Secondly, Wigglesworth's approach to the Requiem was one suited to his forces: a huge dynamic range, from a very quiet start to a crashing, furious Dies irae, but otherwise brisk, no-nonsense Verdi, no fancy phrasing, no messing about with the tempi, intensely human in the gentler passages but starkly matter-of-fact in its underlying message: for all the pleading, there is no hope.

The four soloists were all relatively "early-career", not yet household names. Anna Larsson is a (towering) Mahlerian contralto, probably best known for her Gaea opposite Renee Fleming's Daphne. Fabio Sartori is a (vocally) mid-weight tenor now singing Rodolfo and Werther, who thankfully sang without sobbing. Carlo Colombara is a typical Verdi bass, already singing Philip II, that I singled out in La Forza last June ("... bass Carlo Colombara, the Verdian voice of the show, really").

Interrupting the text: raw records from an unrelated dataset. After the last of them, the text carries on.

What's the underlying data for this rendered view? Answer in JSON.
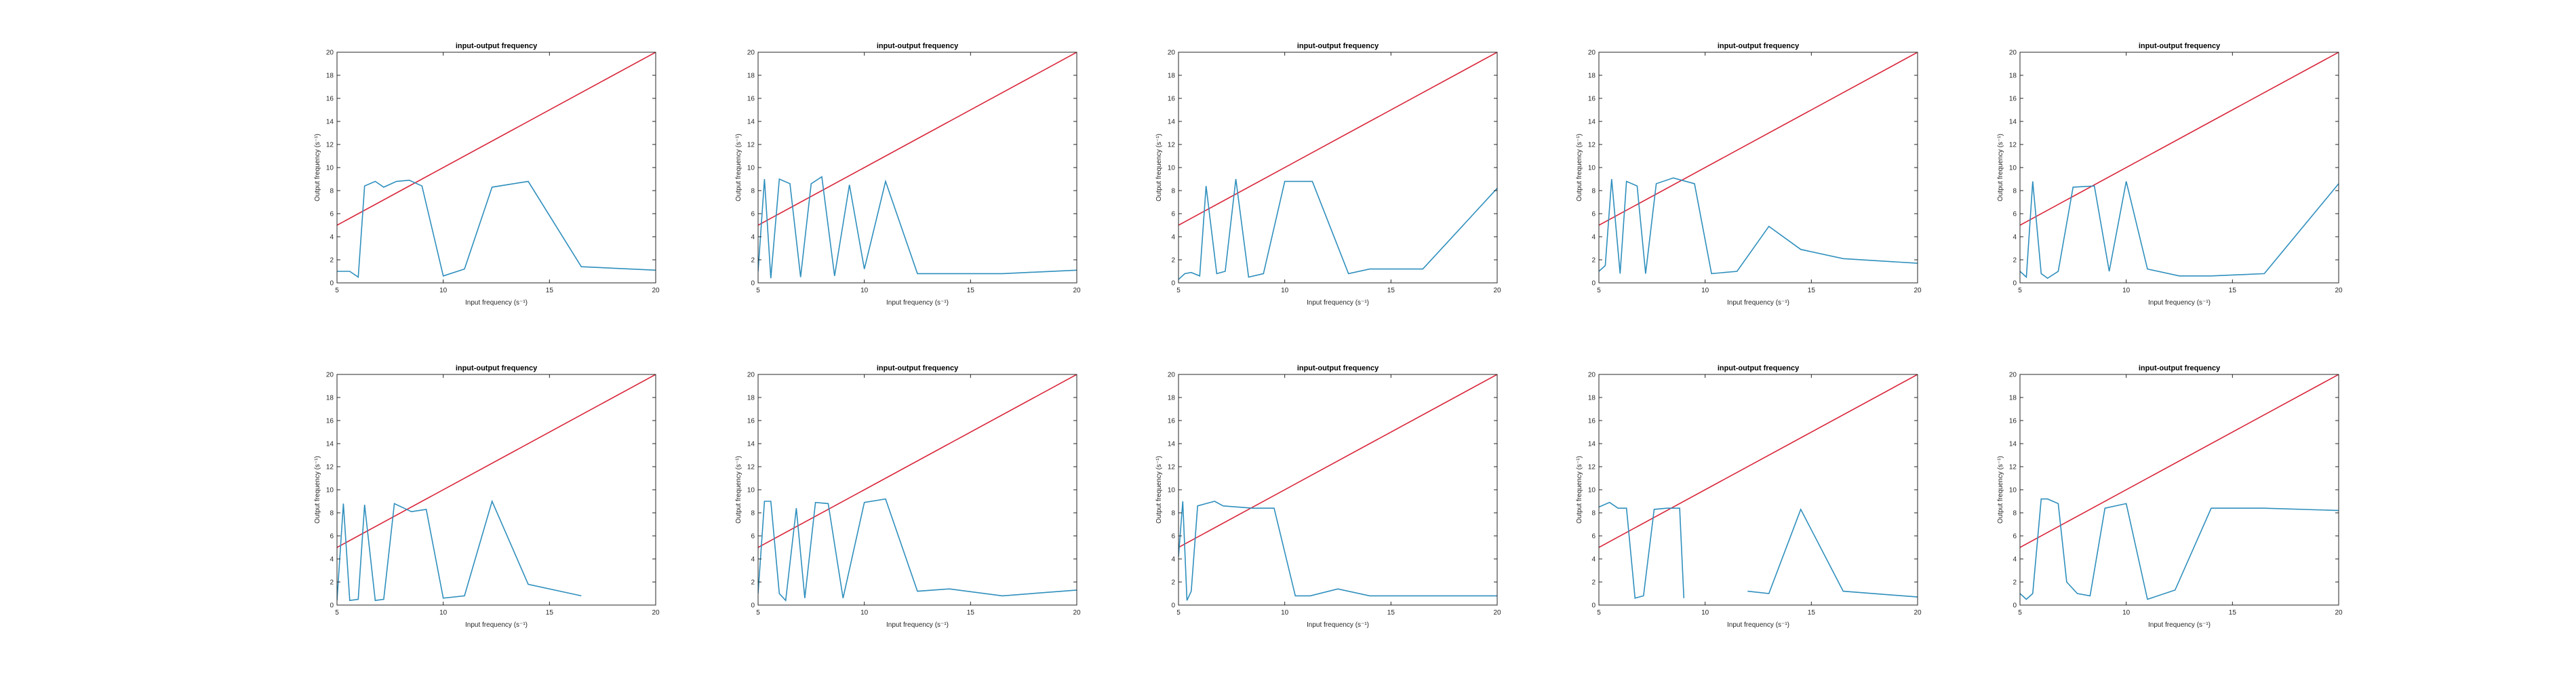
{
  "colors": {
    "reference_line": "#d9253a",
    "output_line": "#2f8fbd",
    "axes": "#262626"
  },
  "chart_data": [
    {
      "type": "line",
      "title": "input-output frequency",
      "xlabel": "Input frequency (s⁻¹)",
      "ylabel": "Output frequency (s⁻¹)",
      "xlim": [
        5,
        20
      ],
      "ylim": [
        0,
        20
      ],
      "xticks": [
        5,
        10,
        15,
        20
      ],
      "yticks": [
        0,
        2,
        4,
        6,
        8,
        10,
        12,
        14,
        16,
        18,
        20
      ],
      "grid": false,
      "series": [
        {
          "color": "#d9253a",
          "x": [
            5,
            20
          ],
          "y": [
            5,
            20
          ]
        },
        {
          "color": "#2f8fbd",
          "x": [
            5,
            5.6,
            6,
            6.3,
            6.8,
            7.2,
            7.8,
            8.4,
            9,
            10,
            11,
            12.3,
            14,
            16.5,
            20
          ],
          "y": [
            1.0,
            1.0,
            0.5,
            8.4,
            8.8,
            8.3,
            8.8,
            8.9,
            8.4,
            0.6,
            1.2,
            8.3,
            8.8,
            1.4,
            1.1
          ]
        }
      ]
    },
    {
      "type": "line",
      "title": "input-output frequency",
      "xlabel": "Input frequency (s⁻¹)",
      "ylabel": "Output frequency (s⁻¹)",
      "xlim": [
        5,
        20
      ],
      "ylim": [
        0,
        20
      ],
      "xticks": [
        5,
        10,
        15,
        20
      ],
      "yticks": [
        0,
        2,
        4,
        6,
        8,
        10,
        12,
        14,
        16,
        18,
        20
      ],
      "grid": false,
      "series": [
        {
          "color": "#d9253a",
          "x": [
            5,
            20
          ],
          "y": [
            5,
            20
          ]
        },
        {
          "color": "#2f8fbd",
          "x": [
            5,
            5.3,
            5.6,
            6,
            6.5,
            7,
            7.5,
            8,
            8.6,
            9.3,
            10,
            11,
            12.5,
            14,
            16.5,
            20
          ],
          "y": [
            1.0,
            9.0,
            0.4,
            9.0,
            8.6,
            0.5,
            8.6,
            9.2,
            0.6,
            8.5,
            1.2,
            8.8,
            0.8,
            0.8,
            0.8,
            1.1
          ]
        }
      ]
    },
    {
      "type": "line",
      "title": "input-output frequency",
      "xlabel": "Input frequency (s⁻¹)",
      "ylabel": "Output frequency (s⁻¹)",
      "xlim": [
        5,
        20
      ],
      "ylim": [
        0,
        20
      ],
      "xticks": [
        5,
        10,
        15,
        20
      ],
      "yticks": [
        0,
        2,
        4,
        6,
        8,
        10,
        12,
        14,
        16,
        18,
        20
      ],
      "grid": false,
      "series": [
        {
          "color": "#d9253a",
          "x": [
            5,
            20
          ],
          "y": [
            5,
            20
          ]
        },
        {
          "color": "#2f8fbd",
          "x": [
            5,
            5.3,
            5.6,
            6,
            6.3,
            6.8,
            7.2,
            7.7,
            8.3,
            9,
            10,
            11.3,
            13,
            14,
            16.5,
            20
          ],
          "y": [
            0.3,
            0.8,
            0.9,
            0.6,
            8.4,
            0.8,
            1.0,
            9.0,
            0.5,
            0.8,
            8.8,
            8.8,
            0.8,
            1.2,
            1.2,
            8.2
          ]
        }
      ]
    },
    {
      "type": "line",
      "title": "input-output frequency",
      "xlabel": "Input frequency (s⁻¹)",
      "ylabel": "Output frequency (s⁻¹)",
      "xlim": [
        5,
        20
      ],
      "ylim": [
        0,
        20
      ],
      "xticks": [
        5,
        10,
        15,
        20
      ],
      "yticks": [
        0,
        2,
        4,
        6,
        8,
        10,
        12,
        14,
        16,
        18,
        20
      ],
      "grid": false,
      "series": [
        {
          "color": "#d9253a",
          "x": [
            5,
            20
          ],
          "y": [
            5,
            20
          ]
        },
        {
          "color": "#2f8fbd",
          "x": [
            5,
            5.3,
            5.6,
            6,
            6.3,
            6.8,
            7.2,
            7.7,
            8.5,
            9.5,
            10.3,
            11.5,
            13,
            14.5,
            16.5,
            20
          ],
          "y": [
            1.0,
            1.5,
            9.0,
            0.8,
            8.8,
            8.4,
            0.8,
            8.6,
            9.1,
            8.6,
            0.8,
            1.0,
            4.9,
            2.9,
            2.1,
            1.7
          ]
        }
      ]
    },
    {
      "type": "line",
      "title": "input-output frequency",
      "xlabel": "Input frequency (s⁻¹)",
      "ylabel": "Output frequency (s⁻¹)",
      "xlim": [
        5,
        20
      ],
      "ylim": [
        0,
        20
      ],
      "xticks": [
        5,
        10,
        15,
        20
      ],
      "yticks": [
        0,
        2,
        4,
        6,
        8,
        10,
        12,
        14,
        16,
        18,
        20
      ],
      "grid": false,
      "series": [
        {
          "color": "#d9253a",
          "x": [
            5,
            20
          ],
          "y": [
            5,
            20
          ]
        },
        {
          "color": "#2f8fbd",
          "x": [
            5,
            5.3,
            5.6,
            6,
            6.3,
            6.8,
            7.5,
            8.5,
            9.2,
            10,
            11,
            12.5,
            14,
            16.5,
            20
          ],
          "y": [
            1.0,
            0.5,
            8.8,
            0.8,
            0.4,
            1.0,
            8.3,
            8.4,
            1.0,
            8.8,
            1.2,
            0.6,
            0.6,
            0.8,
            8.6
          ]
        }
      ]
    },
    {
      "type": "line",
      "title": "input-output frequency",
      "xlabel": "Input frequency (s⁻¹)",
      "ylabel": "Output frequency (s⁻¹)",
      "xlim": [
        5,
        20
      ],
      "ylim": [
        0,
        20
      ],
      "xticks": [
        5,
        10,
        15,
        20
      ],
      "yticks": [
        0,
        2,
        4,
        6,
        8,
        10,
        12,
        14,
        16,
        18,
        20
      ],
      "grid": false,
      "series": [
        {
          "color": "#d9253a",
          "x": [
            5,
            20
          ],
          "y": [
            5,
            20
          ]
        },
        {
          "color": "#2f8fbd",
          "x": [
            5,
            5.3,
            5.6,
            6,
            6.3,
            6.8,
            7.2,
            7.7,
            8.5,
            9.2,
            10,
            11,
            12.3,
            14,
            16.5
          ],
          "y": [
            0.4,
            8.8,
            0.4,
            0.5,
            8.7,
            0.4,
            0.5,
            8.8,
            8.1,
            8.3,
            0.6,
            0.8,
            9.0,
            1.8,
            0.8
          ]
        }
      ]
    },
    {
      "type": "line",
      "title": "input-output frequency",
      "xlabel": "Input frequency (s⁻¹)",
      "ylabel": "Output frequency (s⁻¹)",
      "xlim": [
        5,
        20
      ],
      "ylim": [
        0,
        20
      ],
      "xticks": [
        5,
        10,
        15,
        20
      ],
      "yticks": [
        0,
        2,
        4,
        6,
        8,
        10,
        12,
        14,
        16,
        18,
        20
      ],
      "grid": false,
      "series": [
        {
          "color": "#d9253a",
          "x": [
            5,
            20
          ],
          "y": [
            5,
            20
          ]
        },
        {
          "color": "#2f8fbd",
          "x": [
            5,
            5.3,
            5.6,
            6,
            6.3,
            6.8,
            7.2,
            7.7,
            8.3,
            9,
            10,
            11,
            12.5,
            14,
            16.5,
            20
          ],
          "y": [
            1.0,
            9.0,
            9.0,
            1.0,
            0.4,
            8.4,
            0.6,
            8.9,
            8.8,
            0.6,
            8.9,
            9.2,
            1.2,
            1.4,
            0.8,
            1.3
          ]
        }
      ]
    },
    {
      "type": "line",
      "title": "input-output frequency",
      "xlabel": "Input frequency (s⁻¹)",
      "ylabel": "Output frequency (s⁻¹)",
      "xlim": [
        5,
        20
      ],
      "ylim": [
        0,
        20
      ],
      "xticks": [
        5,
        10,
        15,
        20
      ],
      "yticks": [
        0,
        2,
        4,
        6,
        8,
        10,
        12,
        14,
        16,
        18,
        20
      ],
      "grid": false,
      "series": [
        {
          "color": "#d9253a",
          "x": [
            5,
            20
          ],
          "y": [
            5,
            20
          ]
        },
        {
          "color": "#2f8fbd",
          "x": [
            5,
            5.2,
            5.4,
            5.6,
            5.9,
            6.3,
            6.7,
            7.1,
            8.5,
            9.5,
            10.5,
            11.2,
            12.5,
            14,
            16.5,
            20
          ],
          "y": [
            4.2,
            9.0,
            0.4,
            1.2,
            8.6,
            8.8,
            9.0,
            8.6,
            8.4,
            8.4,
            0.8,
            0.8,
            1.4,
            0.8,
            0.8,
            0.8
          ]
        }
      ]
    },
    {
      "type": "line",
      "title": "input-output frequency",
      "xlabel": "Input frequency (s⁻¹)",
      "ylabel": "Output frequency (s⁻¹)",
      "xlim": [
        5,
        20
      ],
      "ylim": [
        0,
        20
      ],
      "xticks": [
        5,
        10,
        15,
        20
      ],
      "yticks": [
        0,
        2,
        4,
        6,
        8,
        10,
        12,
        14,
        16,
        18,
        20
      ],
      "grid": false,
      "series": [
        {
          "color": "#d9253a",
          "x": [
            5,
            20
          ],
          "y": [
            5,
            20
          ]
        },
        {
          "color": "#2f8fbd",
          "x": [
            5,
            5.5,
            5.9,
            6.3,
            6.7,
            7.1,
            7.6,
            8.2,
            8.8,
            9,
            null,
            12,
            13,
            14.5,
            16.5,
            20
          ],
          "y": [
            8.5,
            8.9,
            8.4,
            8.4,
            0.6,
            0.8,
            8.3,
            8.4,
            8.4,
            0.6,
            null,
            1.2,
            1.0,
            8.3,
            1.2,
            0.7
          ]
        }
      ]
    },
    {
      "type": "line",
      "title": "input-output frequency",
      "xlabel": "Input frequency (s⁻¹)",
      "ylabel": "Output frequency (s⁻¹)",
      "xlim": [
        5,
        20
      ],
      "ylim": [
        0,
        20
      ],
      "xticks": [
        5,
        10,
        15,
        20
      ],
      "yticks": [
        0,
        2,
        4,
        6,
        8,
        10,
        12,
        14,
        16,
        18,
        20
      ],
      "grid": false,
      "series": [
        {
          "color": "#d9253a",
          "x": [
            5,
            20
          ],
          "y": [
            5,
            20
          ]
        },
        {
          "color": "#2f8fbd",
          "x": [
            5,
            5.3,
            5.6,
            6,
            6.3,
            6.8,
            7.2,
            7.7,
            8.3,
            9,
            10,
            11,
            12.3,
            14,
            16.5,
            20
          ],
          "y": [
            1.0,
            0.5,
            1.0,
            9.2,
            9.2,
            8.8,
            2.0,
            1.0,
            0.8,
            8.4,
            8.8,
            0.5,
            1.3,
            8.4,
            8.4,
            8.2
          ]
        }
      ]
    }
  ]
}
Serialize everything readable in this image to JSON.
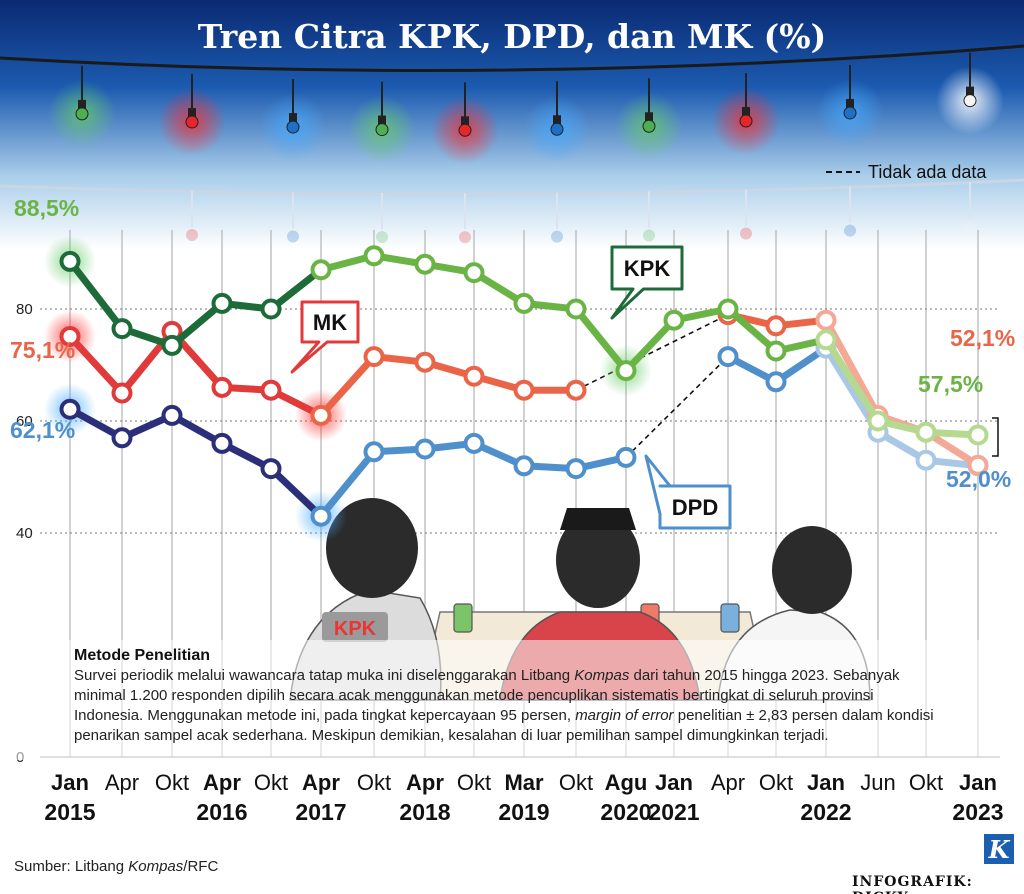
{
  "title": "Tren Citra KPK, DPD, dan MK (%)",
  "legend_no_data": "Tidak ada data",
  "source_prefix": "Sumber: Litbang ",
  "source_italic": "Kompas",
  "source_suffix": "/RFC",
  "credit": "INFOGRAFIK: DICKY",
  "logo_letter": "K",
  "jacket_logo": "KPK",
  "method": {
    "title": "Metode Penelitian",
    "p1": "Survei periodik melalui wawancara tatap muka ini diselenggarakan Litbang ",
    "p1_italic": "Kompas",
    "p2": " dari tahun 2015 hingga 2023. Sebanyak minimal 1.200 responden dipilih secara acak menggunakan metode pencuplikan sistematis bertingkat di seluruh provinsi Indonesia. Menggunakan metode ini, pada tingkat kepercayaan 95 persen, ",
    "p2_italic": "margin of error",
    "p3": " penelitian ± 2,83 persen dalam kondisi penarikan sampel acak sederhana. Meskipun demikian, kesalahan di luar pemilihan sampel dimungkinkan terjadi."
  },
  "colors": {
    "kpk_dark": "#1e6b3a",
    "kpk": "#6ab446",
    "kpk_light": "#b5d98e",
    "mk_dark": "#e03a3a",
    "mk": "#ea6548",
    "mk_light": "#f4a896",
    "dpd_dark": "#2b2f7a",
    "dpd": "#4f8fcc",
    "dpd_light": "#a9c8e6",
    "sky": "#0d2f7a"
  },
  "chart_data": {
    "type": "line",
    "title": "Tren Citra KPK, DPD, dan MK (%)",
    "xlabel": "",
    "ylabel": "",
    "ylim": [
      0,
      100
    ],
    "yticks": [
      0,
      40,
      60,
      80
    ],
    "grid": true,
    "x": [
      "Jan 2015",
      "Apr",
      "Okt",
      "Apr 2016",
      "Okt",
      "Apr 2017",
      "Okt",
      "Apr 2018",
      "Okt",
      "Mar 2019",
      "Okt",
      "Agu 2020",
      "Jan 2021",
      "Apr",
      "Okt",
      "Jan 2022",
      "Jun",
      "Okt",
      "Jan 2023"
    ],
    "x_labels": [
      {
        "l1": "Jan",
        "l2": "2015"
      },
      {
        "l1": "Apr",
        "l2": ""
      },
      {
        "l1": "Okt",
        "l2": ""
      },
      {
        "l1": "Apr",
        "l2": "2016"
      },
      {
        "l1": "Okt",
        "l2": ""
      },
      {
        "l1": "Apr",
        "l2": "2017"
      },
      {
        "l1": "Okt",
        "l2": ""
      },
      {
        "l1": "Apr",
        "l2": "2018"
      },
      {
        "l1": "Okt",
        "l2": ""
      },
      {
        "l1": "Mar",
        "l2": "2019"
      },
      {
        "l1": "Okt",
        "l2": ""
      },
      {
        "l1": "Agu",
        "l2": "2020"
      },
      {
        "l1": "Jan",
        "l2": "2021"
      },
      {
        "l1": "Apr",
        "l2": ""
      },
      {
        "l1": "Okt",
        "l2": ""
      },
      {
        "l1": "Jan",
        "l2": "2022"
      },
      {
        "l1": "Jun",
        "l2": ""
      },
      {
        "l1": "Okt",
        "l2": ""
      },
      {
        "l1": "Jan",
        "l2": "2023"
      }
    ],
    "series": [
      {
        "name": "KPK",
        "values": [
          88.5,
          76.5,
          73.5,
          81,
          80,
          87,
          89.5,
          88,
          86.5,
          81,
          80,
          69,
          78,
          80,
          72.5,
          74.5,
          60,
          58,
          57.5
        ],
        "label_first": "88,5%",
        "label_last": "57,5%"
      },
      {
        "name": "MK",
        "values": [
          75.1,
          65,
          76,
          66,
          65.5,
          61,
          71.5,
          70.5,
          68,
          65.5,
          65.5,
          null,
          null,
          79,
          77,
          78,
          61,
          58,
          52.1
        ],
        "label_first": "75,1%",
        "label_last": "52,1%"
      },
      {
        "name": "DPD",
        "values": [
          62.1,
          57,
          61,
          56,
          51.5,
          43,
          54.5,
          55,
          56,
          52,
          51.5,
          53.5,
          null,
          71.5,
          67,
          73,
          58,
          53,
          52
        ],
        "label_first": "62,1%",
        "label_last": "52,0%"
      }
    ],
    "annotations": [
      "KPK",
      "MK",
      "DPD"
    ]
  }
}
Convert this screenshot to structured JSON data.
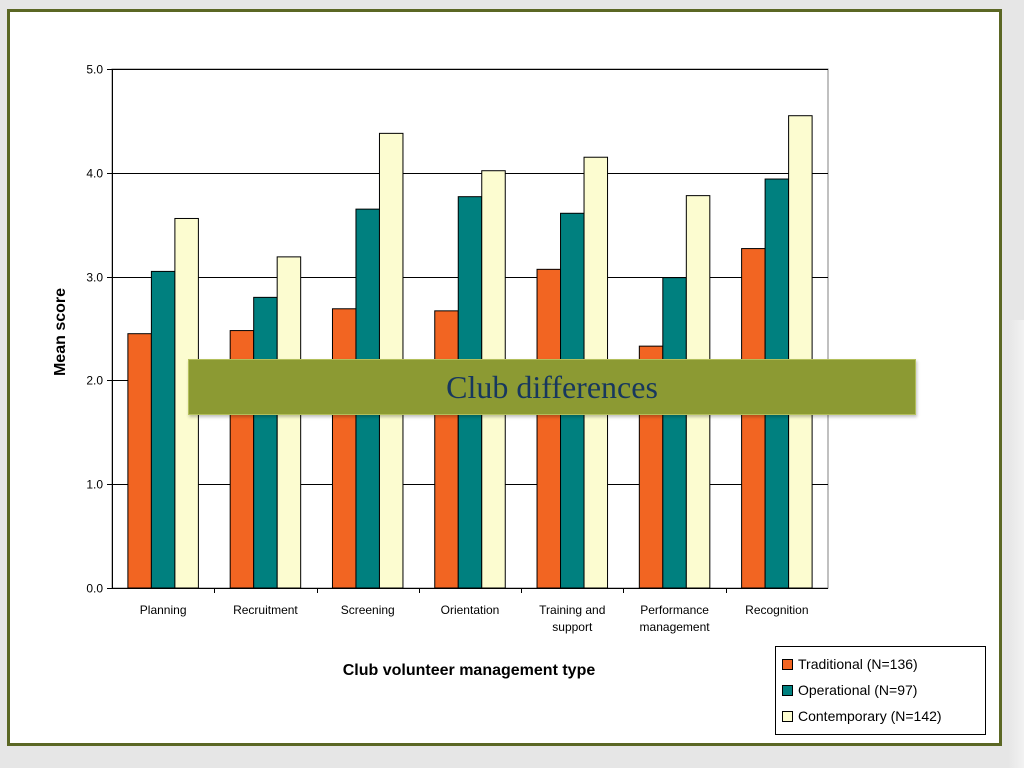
{
  "chart_data": {
    "type": "bar",
    "title": "",
    "xlabel": "Club volunteer management type",
    "ylabel": "Mean score",
    "ylim": [
      0,
      5
    ],
    "yticks": [
      "0.0",
      "1.0",
      "2.0",
      "3.0",
      "4.0",
      "5.0"
    ],
    "grid": true,
    "legend_position": "bottom-right",
    "categories": [
      [
        "Planning"
      ],
      [
        "Recruitment"
      ],
      [
        "Screening"
      ],
      [
        "Orientation"
      ],
      [
        "Training and",
        "support"
      ],
      [
        "Performance",
        "management"
      ],
      [
        "Recognition"
      ]
    ],
    "series": [
      {
        "name": "Traditional (N=136)",
        "color": "#f26522",
        "values": [
          2.45,
          2.48,
          2.69,
          2.67,
          3.07,
          2.33,
          3.27
        ]
      },
      {
        "name": "Operational (N=97)",
        "color": "#00807f",
        "values": [
          3.05,
          2.8,
          3.65,
          3.77,
          3.61,
          2.99,
          3.94
        ]
      },
      {
        "name": "Contemporary (N=142)",
        "color": "#fcfcd0",
        "values": [
          3.56,
          3.19,
          4.38,
          4.02,
          4.15,
          3.78,
          4.55
        ]
      }
    ]
  },
  "banner": {
    "text": "Club differences"
  }
}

But the most remarkable performance came from the 30-year-old Marina Poplavskaya. With this Cassandra-like soprano (who has something of the seriousness and sincerity and look of the late Lorraine Hunt about her), Verdi's work became more Greek tragedy than Christian grovelling. The Libera me was a harrowing tour de force and she panted out a terror-stricken Tremens factus sum ego in a way that made it quite clear that any prayers for liberation from eternal death would go unheard, as there is no-one to hear them.

An unexpectedly grim message for a Sunday afternoon in Brussels, but I think it explains the tears.